The corner of my cupboard that’s designated as “that’s where all my dried herbs go” is packed so tight with mismatched, odd shaped glass jars that the whole mess of them are ready to tumble to the worktop when I open the cupboard door.
And then I went out and bought more to make Monica Shaw’s Ranch Salad Dressing. I knew I was making an impossible situation worse.
Solution: Use some of them. I tossed everything that I thought might play nicely together into the handblender’s beaker, and hoped for the best. And with the help of a fistful of fresh chives, I got the best salad dressing and/or mayonnaise on this side of the street. I could’ve said this side of the creek, or river, or mountains, or ocean or pond, or equator … but I decided to be modest and claim this side of the street as my cookery conquered territory. I haven’t told the neighbours yet.

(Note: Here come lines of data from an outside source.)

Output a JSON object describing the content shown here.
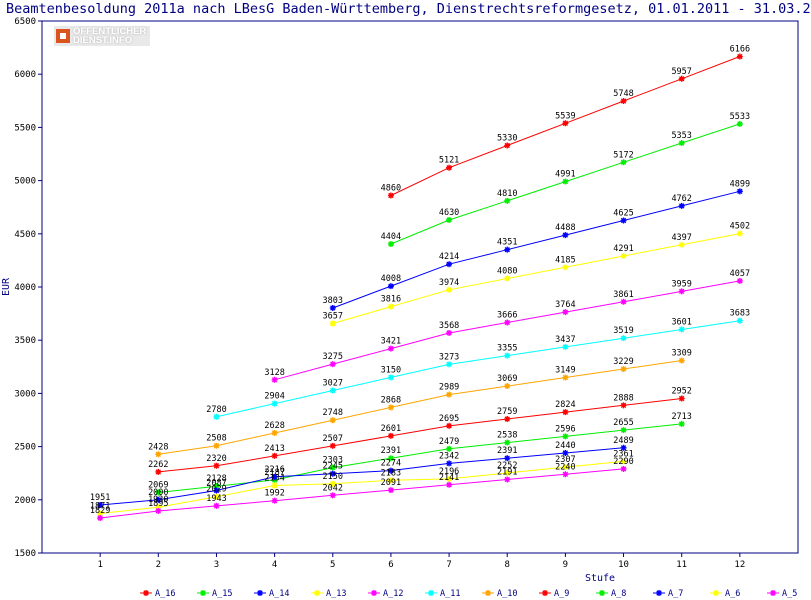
{
  "chart_data": {
    "type": "line",
    "title": "Beamtenbesoldung 2011a nach LBesG Baden-Württemberg, Dienstrechtsreformgesetz, 01.01.2011 - 31.03.2",
    "xlabel": "Stufe",
    "ylabel": "EUR",
    "x": [
      1,
      2,
      3,
      4,
      5,
      6,
      7,
      8,
      9,
      10,
      11,
      12
    ],
    "xlim": [
      0,
      13
    ],
    "ylim": [
      1500,
      6500
    ],
    "yticks": [
      1500,
      2000,
      2500,
      3000,
      3500,
      4000,
      4500,
      5000,
      5500,
      6000,
      6500
    ],
    "grid": false,
    "legend_position": "bottom",
    "series": [
      {
        "name": "A_16",
        "color": "#ff0000",
        "values": [
          null,
          null,
          null,
          null,
          null,
          4860,
          5121,
          5330,
          5539,
          5748,
          5957,
          6166
        ]
      },
      {
        "name": "A_15",
        "color": "#00ee00",
        "values": [
          null,
          null,
          null,
          null,
          null,
          4404,
          4630,
          4810,
          4991,
          5172,
          5353,
          5533
        ]
      },
      {
        "name": "A_14",
        "color": "#0000ff",
        "values": [
          null,
          null,
          null,
          null,
          3803,
          4008,
          4214,
          4351,
          4488,
          4625,
          4762,
          4899
        ]
      },
      {
        "name": "A_13",
        "color": "#ffff00",
        "values": [
          null,
          null,
          null,
          null,
          3657,
          3816,
          3974,
          4080,
          4185,
          4291,
          4397,
          4502
        ]
      },
      {
        "name": "A_12",
        "color": "#ff00ff",
        "values": [
          null,
          null,
          null,
          3128,
          3275,
          3421,
          3568,
          3666,
          3764,
          3861,
          3959,
          4057
        ]
      },
      {
        "name": "A_11",
        "color": "#00ffff",
        "values": [
          null,
          null,
          2780,
          2904,
          3027,
          3150,
          3273,
          3355,
          3437,
          3519,
          3601,
          3683
        ]
      },
      {
        "name": "A_10",
        "color": "#ffa500",
        "values": [
          null,
          2428,
          2508,
          2628,
          2748,
          2868,
          2989,
          3069,
          3149,
          3229,
          3309,
          null
        ]
      },
      {
        "name": "A_9",
        "color": "#ff0000",
        "values": [
          null,
          2262,
          2320,
          2413,
          2507,
          2601,
          2695,
          2759,
          2824,
          2888,
          2952,
          null
        ]
      },
      {
        "name": "A_8",
        "color": "#00ee00",
        "values": [
          null,
          2069,
          2128,
          2187,
          2303,
          2391,
          2479,
          2538,
          2596,
          2655,
          2713,
          null
        ]
      },
      {
        "name": "A_7",
        "color": "#0000ff",
        "values": [
          1951,
          2000,
          2087,
          2216,
          2245,
          2274,
          2342,
          2391,
          2440,
          2489,
          null,
          null
        ]
      },
      {
        "name": "A_6",
        "color": "#ffff00",
        "values": [
          1871,
          1930,
          2029,
          2134,
          2150,
          2183,
          2196,
          2252,
          2307,
          2361,
          null,
          null
        ]
      },
      {
        "name": "A_5",
        "color": "#ff00ff",
        "values": [
          1829,
          1895,
          1943,
          1992,
          2042,
          2091,
          2141,
          2191,
          2240,
          2290,
          null,
          null
        ]
      }
    ]
  },
  "logo": {
    "line1": "ÖFFENTLICHER",
    "line2": "DIENST.INFO"
  }
}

Green Mayo and Salad Dressing
100ml sunflower oil
100ml Light and Mild Olive Oil
1 large whole egg
2 tablespoons vinegar (I used 3T my apple cider vinegar)
50g chopped fresh chives
1/4 teaspoon dried onion granules
1/4 teaspoon dried tarragon
1/4 teaspoon dried parsley or 1/2 teaspoon fresh
1 large grated garlic clove
1/4 teaspoon white pepper
pinch of salt
a splash hot water to release emulsion and thin mayo
In a tall handblender’s beaker add each ingredient in the order listed. Insert the handblender into the beaker until it reaches the bottom, and then press the On button. With the blades running, keep blending until the oil emulsifies to a creamy colour. Now slowly pull the handblender nearly to the surface and plunge it back down to the bottom again, slowly. When everything is mixed, pull and push the handblender up and down faster with the blades running until the mixture thickens into a pale minty green mayo. For salad dressing, add a splash of hot water and mix to thin the mayonnaise to a more manageable (dressing) consistency.
This is a variation on Green Goddess salad dressing.